Transgender People Reject Bigoted Policy, Say They #WontBeErased

#WontBeErased hashtag erupted hours after The New York Times reported the Trump administration’s push via a memo for a new legal definition of gender, which would essentially eradicate the estimated 1.4 million Americans who identify as a different gender than the one assigned assigned at birth.


Mara Keisling, executive director of the National Center for Transgender Equality, said, “This is a really intrusive policy that doesn’t make any sense scientifically.”

Keisling quickly planned a response, including protests and the hashtag #WontBeErased.

“What this feels like to transgender people is trying to make us invisible, trying to say that we don’t exist, trying to say that we are nothing,” she said.

Following that, on Sunday night, a rally for transgender rights in New York took place, and another in front of the White House on Monday with hundreds in attendance.

The message: “November is coming.”

Jay Brown, a deputy director of the Human Rights Campaign, said there were 10 million L.G.B.T.Q. voters and “millions” more who were allies.

The Department of Health and Human Services has called on the “Big Four” agencies that enforce some part of Title IX — the Departments of Education, Justice, Health and Human Services, and Labor — to adopt a new legal definition of sex as male or female in regulations.

The new definition would be unchangeable and determined by the genitalia a person is born with. Disputes would be settled by genetic testing.

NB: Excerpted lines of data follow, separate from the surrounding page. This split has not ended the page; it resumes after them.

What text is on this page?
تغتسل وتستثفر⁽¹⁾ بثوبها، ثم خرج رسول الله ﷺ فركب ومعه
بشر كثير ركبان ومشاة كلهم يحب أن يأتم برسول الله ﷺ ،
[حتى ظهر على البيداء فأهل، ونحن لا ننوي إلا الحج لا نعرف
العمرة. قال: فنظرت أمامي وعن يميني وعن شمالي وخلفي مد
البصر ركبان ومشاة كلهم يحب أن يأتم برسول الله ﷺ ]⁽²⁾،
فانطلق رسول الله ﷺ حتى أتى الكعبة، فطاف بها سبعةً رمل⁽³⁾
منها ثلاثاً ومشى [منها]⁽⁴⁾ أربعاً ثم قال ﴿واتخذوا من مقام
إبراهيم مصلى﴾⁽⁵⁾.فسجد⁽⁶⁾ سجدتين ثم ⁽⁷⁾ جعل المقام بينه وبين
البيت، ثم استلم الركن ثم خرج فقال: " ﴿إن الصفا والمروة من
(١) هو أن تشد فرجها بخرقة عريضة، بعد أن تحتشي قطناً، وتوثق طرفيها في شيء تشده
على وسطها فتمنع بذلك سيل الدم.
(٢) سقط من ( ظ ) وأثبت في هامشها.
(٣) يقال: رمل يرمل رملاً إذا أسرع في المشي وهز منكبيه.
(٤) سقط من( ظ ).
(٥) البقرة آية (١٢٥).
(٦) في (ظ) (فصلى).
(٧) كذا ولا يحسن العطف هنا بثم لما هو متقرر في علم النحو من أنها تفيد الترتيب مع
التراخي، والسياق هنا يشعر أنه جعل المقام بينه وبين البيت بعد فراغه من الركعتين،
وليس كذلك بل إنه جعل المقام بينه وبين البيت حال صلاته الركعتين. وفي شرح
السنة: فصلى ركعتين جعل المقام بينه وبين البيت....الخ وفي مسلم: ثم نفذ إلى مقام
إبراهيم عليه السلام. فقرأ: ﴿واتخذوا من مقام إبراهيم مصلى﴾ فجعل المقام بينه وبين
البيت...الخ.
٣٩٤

“You saw such a massive response because this attack on the trans community is essentially trying to erase the trans community from the face of this country, and we’re not going to stand for that,” said Sarah Kate Ellis, the president and chief executive of GLAAD, a media advocacy group for L.G.B.T. Q. people.

This move would affect everything from sex discrimination complaints at higher education institutions receiving federal funding, to health protections in health care law, to employment rights, for example for the many LGBT people serving in the military.

“Transgender people are frightened,” said Sarah Warbelow, the legal director of the Human Rights Campaign, which presses for the rights of lesbian, gay, bisexual and transgender people. “At every step where the administration has had the choice, they’ve opted to turn their back on transgender people.”

Roger Severino, the director of the Office for Civil Rights at the department, declined to speak about the memo.